For integers n > 1, k >= 1, let I-n = {1, 2, 3, ..., n}. Let phi(I-n) be the set of all non-empty subsets of I-n. Let V-1 be the set of k-element subsets of I-n, and V-2 = phi(I-n) - V-1. A bipartite Kneser type-k graph H-T(n, k) is defined with parts V-1 and V-2, and a vertex A is an element of V-1 is adjacent to a vertex B is an element of V-2 if and only if A subset of B or B subset of A. The algebraic properties of bipartite Kneser type-k graphs are investigated. For any integers n >= 3, the automorphism groups of bipartite Kneser type-1 graphs are isomorphic to the symmetric group S-n.

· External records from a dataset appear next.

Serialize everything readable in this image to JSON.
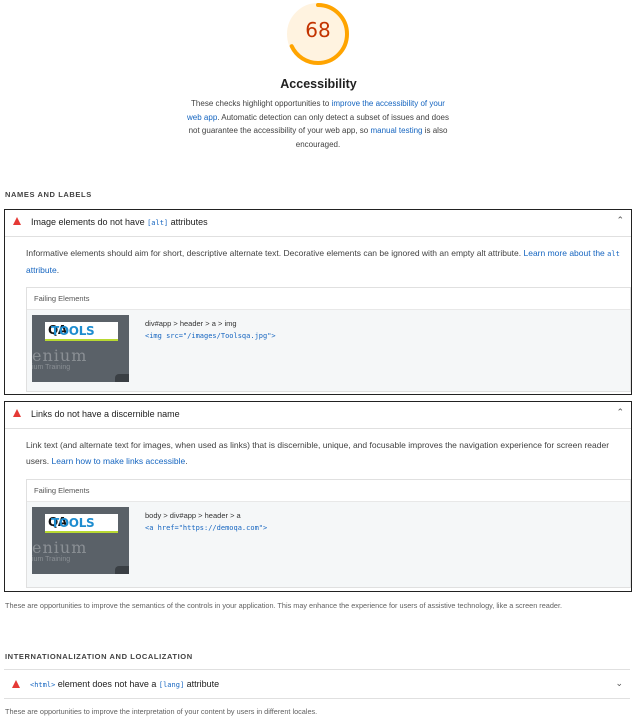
{
  "summary": {
    "score": "68",
    "title": "Accessibility",
    "desc_1": "These checks highlight opportunities to ",
    "desc_link_1": "improve the accessibility of your web app",
    "desc_2": ". Automatic detection can only detect a subset of issues and does not guarantee the accessibility of your web app, so ",
    "desc_link_2": "manual testing",
    "desc_3": " is also encouraged.",
    "gauge_fraction": 0.68,
    "gauge_color": "#ffa400"
  },
  "groups": {
    "names_labels": {
      "title": "NAMES AND LABELS",
      "footnote": "These are opportunities to improve the semantics of the controls in your application. This may enhance the experience for users of assistive technology, like a screen reader."
    },
    "i18n": {
      "title": "INTERNATIONALIZATION AND LOCALIZATION",
      "footnote": "These are opportunities to improve the interpretation of your content by users in different locales."
    }
  },
  "audits": {
    "img_alt": {
      "title_1": "Image elements do not have ",
      "title_code": "[alt]",
      "title_2": " attributes",
      "desc_1": "Informative elements should aim for short, descriptive alternate text. Decorative elements can be ignored with an empty alt attribute. ",
      "desc_link_1": "Learn more about the ",
      "desc_code": "alt",
      "desc_link_2": " attribute",
      "desc_end": ".",
      "failing_label": "Failing Elements",
      "node_path": "div#app > header > a > img",
      "node_snippet": "<img src=\"/images/Toolsqa.jpg\">"
    },
    "link_name": {
      "title": "Links do not have a discernible name",
      "desc_1": "Link text (and alternate text for images, when used as links) that is discernible, unique, and focusable improves the navigation experience for screen reader users. ",
      "desc_link": "Learn how to make links accessible",
      "desc_end": ".",
      "failing_label": "Failing Elements",
      "node_path": "body > div#app > header > a",
      "node_snippet": "<a href=\"https://demoqa.com\">"
    },
    "html_lang": {
      "title_code_1": "<html>",
      "title_1": " element does not have a ",
      "title_code_2": "[lang]",
      "title_2": " attribute"
    }
  },
  "thumbnail": {
    "logo_text_1": "TOOLS",
    "logo_text_2": "QA",
    "overlay_big": "enium",
    "overlay_small": "ium Training"
  }
}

The bipartite Kneser type-1 graph's Wiener index, peripheral Wiener index, and peripheral Hosoya polynomial were established. For integers n and k, n > 2 and 2k < n or 2k > n, 1 <= k < n, the automorphism group of H-T(n, k) is isomorphic to the symmetric group S-n. For n is even and 2k = n, the automorphism group of H-T(n, k) is isomorphic to S-n x Z(2), where Z(2) is the cyclic group of order 2.